Un'ammucchiata di assurdità
finalizzate al vecchio intrallazzo



Il Gatto e la Volpe. Ma non siamo tutti Pinocchi
di Piero Vassallo



  Associazione rapsodica, scesa in guerra contro la ragione [1], la setta neodestra, ultimamente infeudata nel micro partito di Fini & Bocchino, discende dalla convulsa centrifuga neopagana, che ricicla gli avanzi delle suggestioni diffuse dall'ateismo scientifico e superumano.  
  Gli avanzi delle illusioni consumate nella belle époque, sono rigenerati nella cucina degli inganni e rovesciati sui palati dei nomadi politicanti. 
  Nel pensatoio della sgocciolante neodestra, i rottami eterogenei delle utopie affondate nel secolo sanguinario, sono centrifugati e messi sotto l’etichetta di una presunta novità, da smerciare nelle tribune della disinformazione e nelle curve del palato facile.  
  L'appropriazione del nominalismo professato di Vilfredo Pareto, ad esempio. Mediante la lettura riduttiva e dilettantesca del pensiero di Pareto, i neodestri sono convinti di aver giustificato il loro paradossale tentativo di combinare la gaia scienza nietzschiana con il rigore della scienza propriamente detta. 
  Mentre il loro pensiero galoppa nelle praterie dell'irrazionale e dell'immaginario, i neodestri dichiarano, infatti, di obbedire a un metodo intitolato alla perfetta obiettività in cappa bianca.
   Marco Tarchi, speaker neodestro catechizzato da Massimo Cacciari, ha affermato con granitico candore: “Abbiamo fatto una proposta metodologica e non di contenuti, ché ben siamo coscienti di trovare questi ultimi nel filone continuo della nostra tradizione[2].   
  Che cosa Tarchi intendesse dire scrivendo la parola "tradizione" non è mai stato chiarito. Il metodo consiste, invece, nella convinzione di possedere la scienza storica. Forte di una tale persuasione, Tarchi era arrivato al punto di farsi beffe della scienza di Giambattista Vico e dei suoi illustri continuatori a destra (ad esempio Giani, Pallotta, Tripodi, Del Noce, Petruzzellis e De Tejada).
  Se non che il nominalismo neodestro (maschera della miscredenza nietzschiana, goffamente associata all'oscillante scolastica di Guglielmo di Occam) contrastava con il nominalismo professato da Pareto.
  Edulcorata figura del pregiudizio antimetafisico, che, tra la fine dell’Ottocento e l’inizio del Novecento, infiammava i positivisti e i modernisti, il neo-nominalismo era adottato da Pareto, ma poi usato con la dovuta circospezione: “Si può dire che giungiamo all’estremo del nominalismo, purché si tolgano gli accessori metafisici di questo termine[3].

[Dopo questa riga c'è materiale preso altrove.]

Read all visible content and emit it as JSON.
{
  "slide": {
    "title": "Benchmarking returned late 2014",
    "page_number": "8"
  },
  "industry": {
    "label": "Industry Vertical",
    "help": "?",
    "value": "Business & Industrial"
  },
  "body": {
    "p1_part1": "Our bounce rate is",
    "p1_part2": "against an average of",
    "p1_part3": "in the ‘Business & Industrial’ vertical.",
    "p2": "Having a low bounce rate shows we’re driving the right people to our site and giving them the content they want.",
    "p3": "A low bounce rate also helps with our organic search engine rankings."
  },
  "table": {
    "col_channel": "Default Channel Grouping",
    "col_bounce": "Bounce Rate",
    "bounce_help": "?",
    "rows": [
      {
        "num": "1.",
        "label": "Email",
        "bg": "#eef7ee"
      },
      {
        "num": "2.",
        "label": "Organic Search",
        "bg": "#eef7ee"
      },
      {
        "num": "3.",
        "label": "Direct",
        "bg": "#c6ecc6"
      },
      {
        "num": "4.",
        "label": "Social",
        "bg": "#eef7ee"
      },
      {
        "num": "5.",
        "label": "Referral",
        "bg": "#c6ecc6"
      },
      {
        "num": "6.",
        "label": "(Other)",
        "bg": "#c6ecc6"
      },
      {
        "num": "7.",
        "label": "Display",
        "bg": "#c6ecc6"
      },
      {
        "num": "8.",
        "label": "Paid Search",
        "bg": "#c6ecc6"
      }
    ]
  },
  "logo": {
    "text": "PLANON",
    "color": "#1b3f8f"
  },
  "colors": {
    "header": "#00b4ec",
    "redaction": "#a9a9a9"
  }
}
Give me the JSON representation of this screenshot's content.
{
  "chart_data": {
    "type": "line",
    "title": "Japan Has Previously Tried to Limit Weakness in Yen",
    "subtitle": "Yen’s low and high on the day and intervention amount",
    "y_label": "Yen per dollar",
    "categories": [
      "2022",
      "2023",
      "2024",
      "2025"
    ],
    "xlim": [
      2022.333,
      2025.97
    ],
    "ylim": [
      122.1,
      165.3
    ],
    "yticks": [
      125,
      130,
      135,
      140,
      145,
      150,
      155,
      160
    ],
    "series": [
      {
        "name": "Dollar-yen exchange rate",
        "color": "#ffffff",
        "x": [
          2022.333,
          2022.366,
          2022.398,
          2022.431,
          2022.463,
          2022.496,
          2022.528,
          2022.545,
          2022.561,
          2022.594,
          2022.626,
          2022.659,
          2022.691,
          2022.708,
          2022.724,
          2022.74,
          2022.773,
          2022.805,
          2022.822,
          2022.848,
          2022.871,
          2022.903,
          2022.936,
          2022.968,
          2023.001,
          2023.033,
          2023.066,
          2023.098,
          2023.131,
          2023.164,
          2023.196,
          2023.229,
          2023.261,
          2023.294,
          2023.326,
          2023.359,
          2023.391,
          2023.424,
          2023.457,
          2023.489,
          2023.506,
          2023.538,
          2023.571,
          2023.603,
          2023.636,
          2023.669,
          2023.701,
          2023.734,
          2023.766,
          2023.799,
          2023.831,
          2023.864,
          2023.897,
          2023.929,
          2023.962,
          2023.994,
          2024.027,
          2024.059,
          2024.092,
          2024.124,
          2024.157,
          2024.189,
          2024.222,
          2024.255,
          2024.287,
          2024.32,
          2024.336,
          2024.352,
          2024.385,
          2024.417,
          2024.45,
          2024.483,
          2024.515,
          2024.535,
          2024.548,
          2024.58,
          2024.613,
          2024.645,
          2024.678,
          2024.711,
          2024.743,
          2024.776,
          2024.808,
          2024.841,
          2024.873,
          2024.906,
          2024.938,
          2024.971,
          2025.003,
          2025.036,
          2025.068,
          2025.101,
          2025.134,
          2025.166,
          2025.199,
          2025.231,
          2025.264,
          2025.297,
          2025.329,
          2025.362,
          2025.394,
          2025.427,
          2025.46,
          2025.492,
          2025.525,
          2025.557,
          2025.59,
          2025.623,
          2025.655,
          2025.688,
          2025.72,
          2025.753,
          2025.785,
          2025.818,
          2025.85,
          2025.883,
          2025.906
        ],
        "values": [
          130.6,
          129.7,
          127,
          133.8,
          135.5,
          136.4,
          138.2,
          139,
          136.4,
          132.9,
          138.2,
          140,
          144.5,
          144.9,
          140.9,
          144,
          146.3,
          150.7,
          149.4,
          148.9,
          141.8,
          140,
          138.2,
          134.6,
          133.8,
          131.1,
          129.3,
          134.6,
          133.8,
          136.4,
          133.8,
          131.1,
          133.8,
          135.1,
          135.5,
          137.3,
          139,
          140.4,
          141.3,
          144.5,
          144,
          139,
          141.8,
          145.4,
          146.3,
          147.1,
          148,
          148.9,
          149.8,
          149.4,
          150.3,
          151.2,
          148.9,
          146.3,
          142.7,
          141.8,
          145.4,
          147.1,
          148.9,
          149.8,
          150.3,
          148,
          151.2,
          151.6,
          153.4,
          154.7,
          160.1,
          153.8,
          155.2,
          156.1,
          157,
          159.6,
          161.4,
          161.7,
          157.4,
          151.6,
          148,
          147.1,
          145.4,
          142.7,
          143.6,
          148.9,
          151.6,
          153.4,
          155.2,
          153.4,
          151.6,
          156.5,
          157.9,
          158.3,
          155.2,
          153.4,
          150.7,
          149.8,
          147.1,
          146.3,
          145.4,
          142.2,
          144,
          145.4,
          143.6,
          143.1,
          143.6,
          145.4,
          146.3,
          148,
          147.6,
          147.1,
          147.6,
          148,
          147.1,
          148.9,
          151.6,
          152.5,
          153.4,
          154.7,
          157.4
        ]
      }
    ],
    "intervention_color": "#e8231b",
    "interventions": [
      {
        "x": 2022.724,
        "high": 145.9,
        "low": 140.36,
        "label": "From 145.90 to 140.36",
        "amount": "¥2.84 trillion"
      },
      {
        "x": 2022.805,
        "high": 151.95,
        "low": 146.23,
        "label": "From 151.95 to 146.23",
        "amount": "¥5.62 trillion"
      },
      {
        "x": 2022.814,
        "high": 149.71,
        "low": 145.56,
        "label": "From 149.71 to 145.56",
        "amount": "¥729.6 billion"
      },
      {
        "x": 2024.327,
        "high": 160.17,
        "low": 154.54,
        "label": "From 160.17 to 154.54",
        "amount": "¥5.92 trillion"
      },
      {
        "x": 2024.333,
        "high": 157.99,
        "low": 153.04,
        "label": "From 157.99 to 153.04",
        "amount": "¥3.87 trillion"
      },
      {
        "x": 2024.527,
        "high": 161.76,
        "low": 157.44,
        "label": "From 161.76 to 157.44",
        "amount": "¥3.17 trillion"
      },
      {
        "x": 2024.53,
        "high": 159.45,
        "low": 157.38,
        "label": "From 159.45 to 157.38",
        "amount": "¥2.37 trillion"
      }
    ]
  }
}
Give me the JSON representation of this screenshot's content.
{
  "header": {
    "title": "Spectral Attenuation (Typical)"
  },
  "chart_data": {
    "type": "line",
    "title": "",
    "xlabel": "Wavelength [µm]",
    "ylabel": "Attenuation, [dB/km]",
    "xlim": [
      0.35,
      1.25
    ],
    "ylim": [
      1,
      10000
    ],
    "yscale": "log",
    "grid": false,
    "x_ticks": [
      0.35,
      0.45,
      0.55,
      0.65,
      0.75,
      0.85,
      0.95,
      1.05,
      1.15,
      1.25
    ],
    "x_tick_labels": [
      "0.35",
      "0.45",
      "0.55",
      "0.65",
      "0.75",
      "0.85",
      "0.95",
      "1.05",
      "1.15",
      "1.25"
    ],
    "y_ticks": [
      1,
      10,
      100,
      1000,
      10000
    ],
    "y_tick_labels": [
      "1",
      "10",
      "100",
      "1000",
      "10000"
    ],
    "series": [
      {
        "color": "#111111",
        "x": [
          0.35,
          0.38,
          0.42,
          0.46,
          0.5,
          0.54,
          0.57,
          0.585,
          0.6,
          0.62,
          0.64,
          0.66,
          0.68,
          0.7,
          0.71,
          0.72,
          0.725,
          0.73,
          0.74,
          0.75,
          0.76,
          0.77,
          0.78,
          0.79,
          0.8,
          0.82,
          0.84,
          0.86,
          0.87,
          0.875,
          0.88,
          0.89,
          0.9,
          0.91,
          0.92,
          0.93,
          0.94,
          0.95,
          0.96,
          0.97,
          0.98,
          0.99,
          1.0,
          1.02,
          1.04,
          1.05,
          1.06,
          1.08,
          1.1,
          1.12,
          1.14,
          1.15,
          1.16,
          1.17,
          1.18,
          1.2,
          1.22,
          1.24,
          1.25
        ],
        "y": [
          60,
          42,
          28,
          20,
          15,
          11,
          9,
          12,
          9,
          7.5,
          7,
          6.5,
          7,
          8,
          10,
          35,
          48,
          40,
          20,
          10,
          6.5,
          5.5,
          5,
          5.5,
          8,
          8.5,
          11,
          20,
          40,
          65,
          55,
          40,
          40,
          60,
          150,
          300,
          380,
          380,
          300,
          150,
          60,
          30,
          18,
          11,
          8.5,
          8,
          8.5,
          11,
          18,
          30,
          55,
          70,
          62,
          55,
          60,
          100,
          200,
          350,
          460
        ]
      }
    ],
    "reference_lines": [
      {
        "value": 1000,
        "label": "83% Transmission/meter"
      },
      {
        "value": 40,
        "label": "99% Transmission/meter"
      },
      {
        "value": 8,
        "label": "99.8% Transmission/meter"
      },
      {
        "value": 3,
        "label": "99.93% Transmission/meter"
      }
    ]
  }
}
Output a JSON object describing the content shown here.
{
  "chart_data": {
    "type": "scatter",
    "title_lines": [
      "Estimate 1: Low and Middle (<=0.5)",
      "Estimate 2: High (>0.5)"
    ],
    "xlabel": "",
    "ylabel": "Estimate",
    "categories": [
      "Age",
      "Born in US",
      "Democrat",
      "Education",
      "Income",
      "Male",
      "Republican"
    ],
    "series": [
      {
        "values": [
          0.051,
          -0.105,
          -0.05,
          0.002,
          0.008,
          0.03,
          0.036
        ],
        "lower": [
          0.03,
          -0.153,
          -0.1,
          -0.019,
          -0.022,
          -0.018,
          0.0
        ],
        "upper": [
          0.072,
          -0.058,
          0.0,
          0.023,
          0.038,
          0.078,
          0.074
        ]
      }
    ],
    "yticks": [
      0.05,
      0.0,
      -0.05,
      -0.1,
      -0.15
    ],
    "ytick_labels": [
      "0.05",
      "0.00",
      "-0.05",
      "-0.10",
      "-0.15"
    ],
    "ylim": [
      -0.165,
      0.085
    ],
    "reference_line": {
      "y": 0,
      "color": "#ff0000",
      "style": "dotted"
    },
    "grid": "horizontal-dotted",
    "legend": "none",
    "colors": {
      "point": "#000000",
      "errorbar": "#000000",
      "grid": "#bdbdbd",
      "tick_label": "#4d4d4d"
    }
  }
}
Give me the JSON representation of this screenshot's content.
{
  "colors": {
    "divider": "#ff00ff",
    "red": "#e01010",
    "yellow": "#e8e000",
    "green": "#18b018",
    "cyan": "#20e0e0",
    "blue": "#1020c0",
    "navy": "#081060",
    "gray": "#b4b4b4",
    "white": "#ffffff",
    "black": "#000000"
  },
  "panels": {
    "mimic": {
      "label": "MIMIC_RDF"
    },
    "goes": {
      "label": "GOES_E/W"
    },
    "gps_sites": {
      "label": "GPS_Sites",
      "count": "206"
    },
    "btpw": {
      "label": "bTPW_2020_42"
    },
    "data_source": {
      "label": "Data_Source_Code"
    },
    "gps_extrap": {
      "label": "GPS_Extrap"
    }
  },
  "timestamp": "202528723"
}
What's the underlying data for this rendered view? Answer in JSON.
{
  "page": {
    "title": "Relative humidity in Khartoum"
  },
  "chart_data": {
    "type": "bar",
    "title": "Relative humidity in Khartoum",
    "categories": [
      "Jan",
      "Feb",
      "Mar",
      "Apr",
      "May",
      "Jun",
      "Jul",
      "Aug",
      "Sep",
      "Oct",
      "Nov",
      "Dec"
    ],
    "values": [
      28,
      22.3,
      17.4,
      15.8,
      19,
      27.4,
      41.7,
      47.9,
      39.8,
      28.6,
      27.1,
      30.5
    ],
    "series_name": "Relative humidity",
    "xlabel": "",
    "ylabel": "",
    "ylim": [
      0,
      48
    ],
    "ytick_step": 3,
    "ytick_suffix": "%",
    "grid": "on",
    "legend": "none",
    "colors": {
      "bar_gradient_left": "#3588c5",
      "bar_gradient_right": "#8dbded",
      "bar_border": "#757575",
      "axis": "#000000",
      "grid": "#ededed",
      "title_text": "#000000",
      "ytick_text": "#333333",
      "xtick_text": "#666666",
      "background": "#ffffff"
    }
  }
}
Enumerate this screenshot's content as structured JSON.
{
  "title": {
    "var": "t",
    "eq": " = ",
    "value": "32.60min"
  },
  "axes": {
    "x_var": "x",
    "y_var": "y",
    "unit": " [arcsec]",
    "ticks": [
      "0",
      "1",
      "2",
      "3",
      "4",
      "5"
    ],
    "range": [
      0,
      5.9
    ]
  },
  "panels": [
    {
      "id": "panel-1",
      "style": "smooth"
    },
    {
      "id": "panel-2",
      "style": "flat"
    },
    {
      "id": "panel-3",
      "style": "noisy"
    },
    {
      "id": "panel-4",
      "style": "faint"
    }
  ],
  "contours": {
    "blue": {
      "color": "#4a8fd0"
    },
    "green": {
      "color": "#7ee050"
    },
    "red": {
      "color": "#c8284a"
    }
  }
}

      Il fatto è che il nominalismo era usato da Pareto per sostenere una cultura pragmatica, finalizzata allo sviluppo economico.  

                 Pur essendo estraneo all'idea cristiana di parusia e allo storicismo hegeliano, il pensiero di Pareto era incompatibile con l'irrazionalismo strisciante sotto il nominalismo dei cattolici de-ellenizzanti e dichiarato senza riserve dai nietzschiani.

   Julien Freund, l’autorevole studioso del positivismo, peraltro esclude che, nell’opera di Pareto, il nominalismo introduca a quell’irrazionalismo che agiterà lo stato d’animo neodestro: “Siamo in presenza di un nominalismo che diffida delle parole, di un positivismo che prende le sue precauzioni contro lo scientismo, di un naturalismo che si limita alla metodologia, di un razionalismo che fa la parte dell’irrazionale. Nella sua opera si incrociano dunque molte correnti filosofiche, ma Pareto conferisce loro un significato che le allontana dalla loro accezione comune. ... Queste posizioni non sono in se stesse contraddittorie ma soffrono della mancanza di quella elaborazione filosofica che gli avrebbe consentito di superare la dispersione epistemologica e di dare maggiore unità e coerenza al proprio pensiero[4].      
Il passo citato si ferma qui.